Characteristics: According to some computer experts, it seems that this particular virus was designed to specifically make a compromised machine more vulnerable to the entry of more threats. The W32.Grenail!inf functions by infecting various executable files and allowing these files to launch other more dangerous codes in the computer system. It has been observed to lower or completely shutdown security processes in the infected machine to make the entry of more harmful codes easier.

More details about W32.Grenail!inf

Viruses in the computer world are known primarily for their destructive payloads. The W32.Grenail!inf is different from other malware in its class in the sense that its payload is considered as low. This is because the role of this virus is not to destroy file systems but rather to breakdown defenses. The W32.Grenail!inf virus normally enters a vulnerable system via a malicious website via background downloading. Once it enters the computer system it will launch without requiring user intervention. Consistent with other viruses the W32.Grenail!inf will inject its code into the target file resulting in an additional 120 bytes in file size. It however will not prevent the infected file from executing but rather will make it into another trigger file.

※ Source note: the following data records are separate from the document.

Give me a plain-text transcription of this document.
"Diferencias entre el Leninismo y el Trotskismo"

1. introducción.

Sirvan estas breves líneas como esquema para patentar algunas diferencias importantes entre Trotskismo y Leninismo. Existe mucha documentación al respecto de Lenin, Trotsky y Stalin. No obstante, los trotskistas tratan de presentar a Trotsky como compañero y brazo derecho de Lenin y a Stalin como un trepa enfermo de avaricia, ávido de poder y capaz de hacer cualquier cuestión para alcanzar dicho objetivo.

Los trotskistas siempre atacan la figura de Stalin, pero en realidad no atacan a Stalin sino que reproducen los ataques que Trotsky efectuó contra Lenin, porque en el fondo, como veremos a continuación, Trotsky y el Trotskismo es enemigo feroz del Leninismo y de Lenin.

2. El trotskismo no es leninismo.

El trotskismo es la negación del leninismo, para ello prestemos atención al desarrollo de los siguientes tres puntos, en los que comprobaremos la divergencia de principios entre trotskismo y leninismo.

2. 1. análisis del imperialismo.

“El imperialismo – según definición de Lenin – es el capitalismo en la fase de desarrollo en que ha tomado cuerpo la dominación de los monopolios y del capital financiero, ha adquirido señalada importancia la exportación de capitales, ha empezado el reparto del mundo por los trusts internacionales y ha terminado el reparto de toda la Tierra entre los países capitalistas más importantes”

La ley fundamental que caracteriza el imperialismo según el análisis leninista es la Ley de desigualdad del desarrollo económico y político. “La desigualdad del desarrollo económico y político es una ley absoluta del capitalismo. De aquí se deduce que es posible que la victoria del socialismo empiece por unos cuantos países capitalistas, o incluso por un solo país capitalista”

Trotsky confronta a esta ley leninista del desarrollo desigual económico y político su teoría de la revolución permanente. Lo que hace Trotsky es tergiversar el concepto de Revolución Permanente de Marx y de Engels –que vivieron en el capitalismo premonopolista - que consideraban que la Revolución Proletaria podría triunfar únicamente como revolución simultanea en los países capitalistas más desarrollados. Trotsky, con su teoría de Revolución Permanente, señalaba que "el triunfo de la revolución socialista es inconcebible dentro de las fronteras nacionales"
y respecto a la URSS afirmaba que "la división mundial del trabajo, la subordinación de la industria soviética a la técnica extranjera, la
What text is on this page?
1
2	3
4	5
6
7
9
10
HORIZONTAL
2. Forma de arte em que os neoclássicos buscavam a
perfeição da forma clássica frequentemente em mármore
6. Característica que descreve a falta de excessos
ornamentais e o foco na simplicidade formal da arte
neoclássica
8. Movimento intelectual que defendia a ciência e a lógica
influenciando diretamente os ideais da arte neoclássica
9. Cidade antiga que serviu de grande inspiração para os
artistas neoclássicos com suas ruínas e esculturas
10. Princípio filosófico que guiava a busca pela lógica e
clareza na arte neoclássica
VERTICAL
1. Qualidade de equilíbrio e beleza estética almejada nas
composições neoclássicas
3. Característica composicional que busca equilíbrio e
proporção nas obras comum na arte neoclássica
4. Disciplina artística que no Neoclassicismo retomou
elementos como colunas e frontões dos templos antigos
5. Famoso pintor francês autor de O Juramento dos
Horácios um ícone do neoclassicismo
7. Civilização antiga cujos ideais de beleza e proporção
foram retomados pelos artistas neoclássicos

Some previous instances of infections have revealed that an infection from the W32.Grenail!inf seems to affect the quality of the Internet connection. Sluggish performance of the Web browser has also been observed in infected computer systems. Another notable effect of the W32.Grenail!inf malware is that it automatically shuts down the automatic protection feature of the antivirus application. There is a possibility that the W32.Grenail!inf may also terminate background processes referencing security protocols of the host machine. It is presumed that majority of its controls are established in the Windows Registry where it possibly modifies or appends new key values.